I've lost so many Southern African friends--clean-living folk, activists, people who are middle-class and who are poor, and who, universally, could not afford the cocktails needed to stay alive because of fucking patents and profiteering multinational drug companies--that it sickens me to run into AIDS-denialists. (Especially in Pretoria, in the president's office, where it's merely a front for fiscal constraints to a humane AIDS policy.) Pretending there's a science worth debating here, after all we've been through, in the middle of a Black Plague pandemic, simply distracts us from the essential tasks at hand.

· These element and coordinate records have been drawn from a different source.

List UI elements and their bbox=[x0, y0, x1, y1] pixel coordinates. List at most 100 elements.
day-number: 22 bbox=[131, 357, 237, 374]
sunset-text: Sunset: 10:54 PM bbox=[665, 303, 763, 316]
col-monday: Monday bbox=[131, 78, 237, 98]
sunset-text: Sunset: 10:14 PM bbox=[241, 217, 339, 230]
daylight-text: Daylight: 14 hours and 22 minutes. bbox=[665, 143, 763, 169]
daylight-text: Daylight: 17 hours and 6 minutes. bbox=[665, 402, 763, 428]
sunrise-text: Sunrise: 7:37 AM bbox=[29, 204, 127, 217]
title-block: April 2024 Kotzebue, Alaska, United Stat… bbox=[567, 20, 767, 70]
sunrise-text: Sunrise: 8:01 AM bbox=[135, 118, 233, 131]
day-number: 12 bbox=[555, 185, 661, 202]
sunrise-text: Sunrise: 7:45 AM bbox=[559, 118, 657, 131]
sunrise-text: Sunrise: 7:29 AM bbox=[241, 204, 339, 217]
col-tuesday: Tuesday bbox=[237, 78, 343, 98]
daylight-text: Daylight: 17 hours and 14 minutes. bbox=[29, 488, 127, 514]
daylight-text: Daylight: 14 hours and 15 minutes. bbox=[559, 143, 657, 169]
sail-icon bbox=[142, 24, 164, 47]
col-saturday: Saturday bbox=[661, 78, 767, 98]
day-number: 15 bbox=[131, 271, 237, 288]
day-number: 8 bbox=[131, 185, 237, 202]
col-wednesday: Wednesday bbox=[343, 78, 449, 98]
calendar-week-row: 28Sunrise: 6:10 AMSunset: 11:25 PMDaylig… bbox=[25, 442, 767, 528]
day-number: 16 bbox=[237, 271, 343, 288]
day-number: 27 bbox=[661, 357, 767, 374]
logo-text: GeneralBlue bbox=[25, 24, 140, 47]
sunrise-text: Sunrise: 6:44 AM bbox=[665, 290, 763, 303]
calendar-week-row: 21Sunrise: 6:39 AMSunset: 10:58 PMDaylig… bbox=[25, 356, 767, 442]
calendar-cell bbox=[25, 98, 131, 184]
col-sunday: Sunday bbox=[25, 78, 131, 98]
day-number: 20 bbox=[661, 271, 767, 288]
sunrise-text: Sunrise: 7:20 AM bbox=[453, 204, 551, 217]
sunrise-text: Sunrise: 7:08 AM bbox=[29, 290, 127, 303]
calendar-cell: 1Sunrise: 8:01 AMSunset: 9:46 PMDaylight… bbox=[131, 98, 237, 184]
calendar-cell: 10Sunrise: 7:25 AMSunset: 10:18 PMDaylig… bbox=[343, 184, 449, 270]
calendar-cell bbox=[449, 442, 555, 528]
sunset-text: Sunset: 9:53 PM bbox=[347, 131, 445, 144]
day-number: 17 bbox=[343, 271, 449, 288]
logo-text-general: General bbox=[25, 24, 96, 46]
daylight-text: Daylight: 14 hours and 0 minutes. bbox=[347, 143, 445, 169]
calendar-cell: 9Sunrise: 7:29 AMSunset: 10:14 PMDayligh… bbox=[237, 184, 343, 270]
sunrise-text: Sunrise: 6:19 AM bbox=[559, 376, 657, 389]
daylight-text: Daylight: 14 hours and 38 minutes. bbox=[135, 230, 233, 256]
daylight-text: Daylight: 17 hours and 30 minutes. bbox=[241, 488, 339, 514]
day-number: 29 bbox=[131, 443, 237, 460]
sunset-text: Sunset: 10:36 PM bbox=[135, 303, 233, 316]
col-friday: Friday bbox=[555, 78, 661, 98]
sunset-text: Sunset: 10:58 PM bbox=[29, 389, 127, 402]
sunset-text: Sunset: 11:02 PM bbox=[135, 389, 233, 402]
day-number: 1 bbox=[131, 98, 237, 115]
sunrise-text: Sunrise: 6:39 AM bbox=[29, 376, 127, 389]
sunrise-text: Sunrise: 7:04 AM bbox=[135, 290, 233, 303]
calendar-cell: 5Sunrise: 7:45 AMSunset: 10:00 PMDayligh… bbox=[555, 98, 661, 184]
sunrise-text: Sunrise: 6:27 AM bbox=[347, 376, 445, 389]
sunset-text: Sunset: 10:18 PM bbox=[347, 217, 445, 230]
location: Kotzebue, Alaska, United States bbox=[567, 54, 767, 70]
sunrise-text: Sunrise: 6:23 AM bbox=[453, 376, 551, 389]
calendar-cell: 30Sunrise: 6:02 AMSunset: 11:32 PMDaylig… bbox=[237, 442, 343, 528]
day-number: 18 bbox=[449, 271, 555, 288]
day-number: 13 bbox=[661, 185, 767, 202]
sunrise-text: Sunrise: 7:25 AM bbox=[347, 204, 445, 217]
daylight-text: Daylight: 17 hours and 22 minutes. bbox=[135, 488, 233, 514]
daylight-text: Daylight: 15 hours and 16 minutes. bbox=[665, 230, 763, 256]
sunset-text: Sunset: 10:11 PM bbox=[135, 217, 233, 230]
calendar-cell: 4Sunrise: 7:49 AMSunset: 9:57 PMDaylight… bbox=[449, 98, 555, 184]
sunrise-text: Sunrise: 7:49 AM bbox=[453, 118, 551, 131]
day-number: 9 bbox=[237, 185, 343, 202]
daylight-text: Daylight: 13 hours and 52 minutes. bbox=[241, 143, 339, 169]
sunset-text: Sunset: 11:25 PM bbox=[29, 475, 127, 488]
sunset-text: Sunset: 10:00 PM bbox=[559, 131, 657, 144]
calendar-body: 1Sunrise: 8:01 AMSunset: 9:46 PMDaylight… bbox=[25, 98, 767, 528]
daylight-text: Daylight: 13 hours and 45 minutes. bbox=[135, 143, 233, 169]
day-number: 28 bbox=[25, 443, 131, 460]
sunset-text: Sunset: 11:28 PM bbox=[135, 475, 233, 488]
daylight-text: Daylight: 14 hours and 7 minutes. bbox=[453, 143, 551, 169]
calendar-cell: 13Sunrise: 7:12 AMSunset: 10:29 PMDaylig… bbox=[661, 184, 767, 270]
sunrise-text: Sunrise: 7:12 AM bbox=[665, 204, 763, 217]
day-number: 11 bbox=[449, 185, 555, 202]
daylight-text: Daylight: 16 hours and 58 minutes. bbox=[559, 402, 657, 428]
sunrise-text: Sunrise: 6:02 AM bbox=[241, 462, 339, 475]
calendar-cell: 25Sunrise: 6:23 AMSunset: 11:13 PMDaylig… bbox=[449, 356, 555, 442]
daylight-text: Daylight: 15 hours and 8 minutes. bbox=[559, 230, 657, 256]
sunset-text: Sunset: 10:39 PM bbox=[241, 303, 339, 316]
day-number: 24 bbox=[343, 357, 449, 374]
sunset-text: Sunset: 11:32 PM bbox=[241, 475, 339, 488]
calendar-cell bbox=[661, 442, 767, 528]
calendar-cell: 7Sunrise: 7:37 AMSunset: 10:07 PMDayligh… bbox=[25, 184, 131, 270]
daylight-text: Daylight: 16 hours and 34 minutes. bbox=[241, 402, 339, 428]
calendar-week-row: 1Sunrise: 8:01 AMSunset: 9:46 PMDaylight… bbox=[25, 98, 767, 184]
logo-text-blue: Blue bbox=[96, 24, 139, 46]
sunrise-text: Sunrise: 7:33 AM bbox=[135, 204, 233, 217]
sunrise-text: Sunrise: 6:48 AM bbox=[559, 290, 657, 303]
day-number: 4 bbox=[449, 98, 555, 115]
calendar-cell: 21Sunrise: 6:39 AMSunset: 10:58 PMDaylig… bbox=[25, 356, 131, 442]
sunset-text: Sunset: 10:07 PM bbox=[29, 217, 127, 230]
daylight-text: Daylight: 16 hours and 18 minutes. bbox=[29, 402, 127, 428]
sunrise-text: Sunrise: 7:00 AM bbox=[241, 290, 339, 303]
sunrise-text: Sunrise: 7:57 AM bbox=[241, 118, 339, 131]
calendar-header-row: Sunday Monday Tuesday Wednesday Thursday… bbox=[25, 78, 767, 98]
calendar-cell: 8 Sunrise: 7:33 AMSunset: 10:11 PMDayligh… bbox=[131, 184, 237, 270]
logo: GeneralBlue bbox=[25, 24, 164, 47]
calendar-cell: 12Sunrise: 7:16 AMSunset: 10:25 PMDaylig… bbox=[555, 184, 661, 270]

(If you want those tasks, you can check an interview I did this month with Zackie Achmat, the leader of SA's heroic Treatment Action Campaign, in the next Multinational Monitor; would put it up on screen here but I don't know if there's a copyright problem...)

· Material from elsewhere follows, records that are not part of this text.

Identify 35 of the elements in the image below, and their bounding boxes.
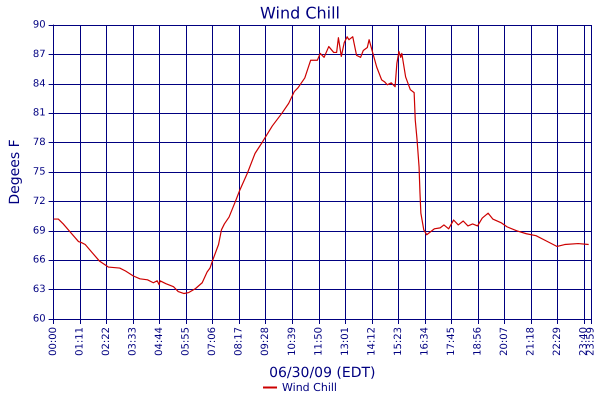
y-tick-label: 60 [32,314,46,324]
y-tick-label: 66 [32,254,46,266]
x-tick-label: 04:44 [154,327,166,356]
x-tick-label: 01:11 [74,327,86,356]
x-tick-label: 17:45 [446,327,457,356]
y-tick-label: 75 [32,166,46,178]
x-tick-label: 11:50 [313,327,324,356]
x-tick-label: 18:56 [472,327,484,356]
x-tick-label: 16:34 [419,327,430,356]
x-tick-label: 20:07 [498,327,510,356]
x-tick-label: 15:23 [392,327,404,356]
x-tick-label: 10:39 [286,327,298,356]
x-tick-label: 07:06 [207,327,218,356]
legend-label: Wind Chill [282,381,337,394]
y-tick-label: 72 [32,196,46,207]
x-tick-label: 21:18 [525,327,536,356]
chart-title: Wind Chill [260,4,340,22]
y-tick-label: 87 [32,48,46,60]
x-tick-label: 02:22 [101,327,112,356]
x-tick-label: 22:29 [552,327,563,356]
y-tick-label: 63 [32,284,46,296]
x-axis-title: 06/30/09 (EDT) [269,365,376,381]
x-tick-label: 00:00 [48,327,60,356]
y-tick-label: 84 [32,78,46,90]
x-tick-label: 13:01 [340,327,351,356]
y-tick-label: 78 [32,137,46,148]
y-tick-label: 90 [32,20,46,30]
y-tick-label: 81 [32,108,46,119]
x-tick-label: 05:55 [180,327,192,356]
x-tick-label: 08:17 [234,327,245,356]
y-axis-title: Degees F [7,139,23,205]
x-tick-label: 14:12 [366,327,378,356]
x-tick-label: 09:28 [260,327,272,356]
x-tick-label: 03:33 [128,327,139,356]
y-tick-label: 69 [32,225,46,236]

> Date: Tue, 23 Jan 2001 15:32:43 +0200
> From: Peter van Heusden <pvh at industrial.egenetics.com>
> On Tue, Jan 23, 2001 at 11:03:19AM +0100, Christopher B. Hajib-Niles wrote:
> Doug wrote:
> > > Null is a bete noire of mine, so if anyone who knew the science could
> > > take a look at this, I'd be grateful. Here are some excerpts
> We've been through this before, but let me re-iterate: the record of the
> emergence of AIDS in Uganda
> 1) does not match patters of malnutrition. If AIDS was actually
> the same old malnutrition, you'd expect to see it more in poorer areas -
> this is not the case.
> 2) happened before the use of experimental anti-AIDS drugs
> 3) did not involve isolation of people with HIV.